The question of whether one should speak of a “pairing glue” in the Hubbard and $t\mathrm{\text{−}}J$ models is basically a question about the dynamics of the pairing interaction. If the dynamics of the pairing interaction arises from virtual states, whose energies correspond to the Mott gap, and give rise to the exchange coupling $J$, the interaction is instantaneous on the relative time scales of interest. In this case, while one might speak of an “instantaneous glue,” this interaction differs from the traditional picture of a retarded pairing interaction. However, as we will show, the dominant contribution to the pairing interaction for both of these models arises from energies reflecting the spectrum seen in the dynamic spin susceptibility. In this case, the basic interaction is retarded, and one speaks of a spin-fluctuation glue which mediates the $d$-wave pairing.

Figure 1

(a) The imaginary part of the Pb gap function ${\varphi }_2(\omega )$ versus $\omega$ (solid curve). The peaks in ${\varphi }_2(\omega )$ occur at the transverse ${\omega }_T$ and longitudinal ${\omega }_L$ peaks of ${\alpha }^{2}F(\omega )$ (dashed curve) shifted up by the gap ${\Delta }_0$. (b) The pairing interaction spectral weight $I(\Omega )$ versus $\Omega$ for Pb. $I(\Omega )$ increases as $\Omega$ passes through ${\omega }_T+{\Delta }_0$ and ${\omega }_L+{\Delta }_0$ reflecting the transverse and longitudinal phonon contributions to the pairing. At larger values of $\Omega$, $I(\Omega )$ exceeds unity because ${\varphi }_1(0)$ is reduced from the value that it would have just due to the phonons by the presence of the nonretarded screened Coulomb pseudopotential ${\mu }^{*}$.

Figure 2

(a) The real (solid curve) and imaginary (dashed curve) parts of ${\varphi }_2(k,\omega )$ versus $\omega /t$ obtained for a 32-site cluster.
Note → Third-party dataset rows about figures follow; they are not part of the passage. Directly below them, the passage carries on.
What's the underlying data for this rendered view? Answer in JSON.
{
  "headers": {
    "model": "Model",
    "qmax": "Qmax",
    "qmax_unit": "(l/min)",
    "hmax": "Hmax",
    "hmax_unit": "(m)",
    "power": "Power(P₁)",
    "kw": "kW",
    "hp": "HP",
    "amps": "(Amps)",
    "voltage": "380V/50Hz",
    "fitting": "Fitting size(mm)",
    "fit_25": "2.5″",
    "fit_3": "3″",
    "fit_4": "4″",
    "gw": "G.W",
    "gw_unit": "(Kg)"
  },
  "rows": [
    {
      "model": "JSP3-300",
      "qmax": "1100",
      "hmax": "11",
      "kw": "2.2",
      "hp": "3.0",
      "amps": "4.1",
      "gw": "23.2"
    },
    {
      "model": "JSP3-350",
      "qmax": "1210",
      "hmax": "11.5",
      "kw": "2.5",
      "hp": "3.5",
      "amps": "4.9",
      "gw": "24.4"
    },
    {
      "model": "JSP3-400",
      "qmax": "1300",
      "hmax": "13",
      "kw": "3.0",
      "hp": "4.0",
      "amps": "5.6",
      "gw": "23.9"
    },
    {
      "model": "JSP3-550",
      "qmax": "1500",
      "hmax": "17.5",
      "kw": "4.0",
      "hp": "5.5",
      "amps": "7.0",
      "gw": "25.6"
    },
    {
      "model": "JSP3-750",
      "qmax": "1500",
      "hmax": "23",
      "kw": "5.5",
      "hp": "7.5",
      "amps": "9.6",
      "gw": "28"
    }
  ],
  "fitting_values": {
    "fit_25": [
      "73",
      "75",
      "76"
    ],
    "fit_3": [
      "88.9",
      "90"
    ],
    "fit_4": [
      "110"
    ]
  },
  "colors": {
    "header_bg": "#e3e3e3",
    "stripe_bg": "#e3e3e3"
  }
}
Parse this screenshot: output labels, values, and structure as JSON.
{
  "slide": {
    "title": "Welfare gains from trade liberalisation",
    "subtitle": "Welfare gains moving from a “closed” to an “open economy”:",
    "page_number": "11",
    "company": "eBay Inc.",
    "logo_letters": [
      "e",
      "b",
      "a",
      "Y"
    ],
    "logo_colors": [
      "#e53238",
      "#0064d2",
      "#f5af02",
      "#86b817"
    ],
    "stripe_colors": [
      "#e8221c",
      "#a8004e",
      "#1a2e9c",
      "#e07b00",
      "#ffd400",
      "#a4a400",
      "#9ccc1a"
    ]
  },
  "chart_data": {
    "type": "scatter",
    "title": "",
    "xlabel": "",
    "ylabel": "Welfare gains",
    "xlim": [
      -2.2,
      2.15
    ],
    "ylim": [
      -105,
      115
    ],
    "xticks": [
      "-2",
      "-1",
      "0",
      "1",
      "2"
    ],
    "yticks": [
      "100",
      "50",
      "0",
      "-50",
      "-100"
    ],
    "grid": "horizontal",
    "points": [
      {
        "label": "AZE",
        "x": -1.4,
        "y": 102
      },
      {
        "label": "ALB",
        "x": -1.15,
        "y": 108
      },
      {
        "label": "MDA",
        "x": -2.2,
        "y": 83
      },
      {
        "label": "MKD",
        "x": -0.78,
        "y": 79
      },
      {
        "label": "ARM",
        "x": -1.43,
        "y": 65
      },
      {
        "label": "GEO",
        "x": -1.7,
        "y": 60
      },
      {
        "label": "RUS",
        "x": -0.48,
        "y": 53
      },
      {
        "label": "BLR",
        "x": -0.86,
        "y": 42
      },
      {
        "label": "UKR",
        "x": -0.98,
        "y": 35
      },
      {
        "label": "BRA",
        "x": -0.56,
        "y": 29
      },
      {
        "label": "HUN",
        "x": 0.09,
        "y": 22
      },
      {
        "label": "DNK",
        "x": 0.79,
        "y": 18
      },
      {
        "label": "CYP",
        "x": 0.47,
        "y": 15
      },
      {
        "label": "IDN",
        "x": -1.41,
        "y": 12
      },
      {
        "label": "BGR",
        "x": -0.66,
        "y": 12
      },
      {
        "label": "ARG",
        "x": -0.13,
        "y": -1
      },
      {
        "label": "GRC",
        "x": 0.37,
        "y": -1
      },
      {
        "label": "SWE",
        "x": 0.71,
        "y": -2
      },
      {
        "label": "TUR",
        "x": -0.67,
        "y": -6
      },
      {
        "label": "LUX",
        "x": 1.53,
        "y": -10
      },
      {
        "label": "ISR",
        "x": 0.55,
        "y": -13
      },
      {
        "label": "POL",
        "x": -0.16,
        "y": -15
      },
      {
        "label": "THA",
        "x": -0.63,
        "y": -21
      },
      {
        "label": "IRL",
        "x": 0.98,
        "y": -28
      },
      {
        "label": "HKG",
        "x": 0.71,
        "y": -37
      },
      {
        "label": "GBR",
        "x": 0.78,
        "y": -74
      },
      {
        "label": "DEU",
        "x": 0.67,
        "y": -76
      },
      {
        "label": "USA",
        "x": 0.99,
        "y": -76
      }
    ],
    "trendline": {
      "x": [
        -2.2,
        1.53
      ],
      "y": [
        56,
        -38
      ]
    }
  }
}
Here $k=(0,\pi )$, $J/t=0.3$, and the doping $x\simeq 3\%$. (b) $I(k,\Omega )$ versus $\Omega /t$ for $J/t=0.3$ (solid curve) and $J/t=0.5$ (dashed curve) for $k=(0,\pi )$ and $x\simeq 3\%$. Here a broadening $\eta =0.05$ was used for (a) and $\eta =0.005$ for (b).

Figure 3

(a) $I(k_A,\Omega )$ versus $\Omega /t$ for the $2\times 2$ DCA-NCA Hubbard calculation for $T/T_c\simeq 0.95$, $⟨n⟩=0.8$, and $U/t=8$, 10, and 12. Here $k_A=(0,\pi )$. (b) The $d$-wave projected ${\chi }_d^{\prime \prime }(\Omega )$ versus $\Omega /t$ for the same parameters.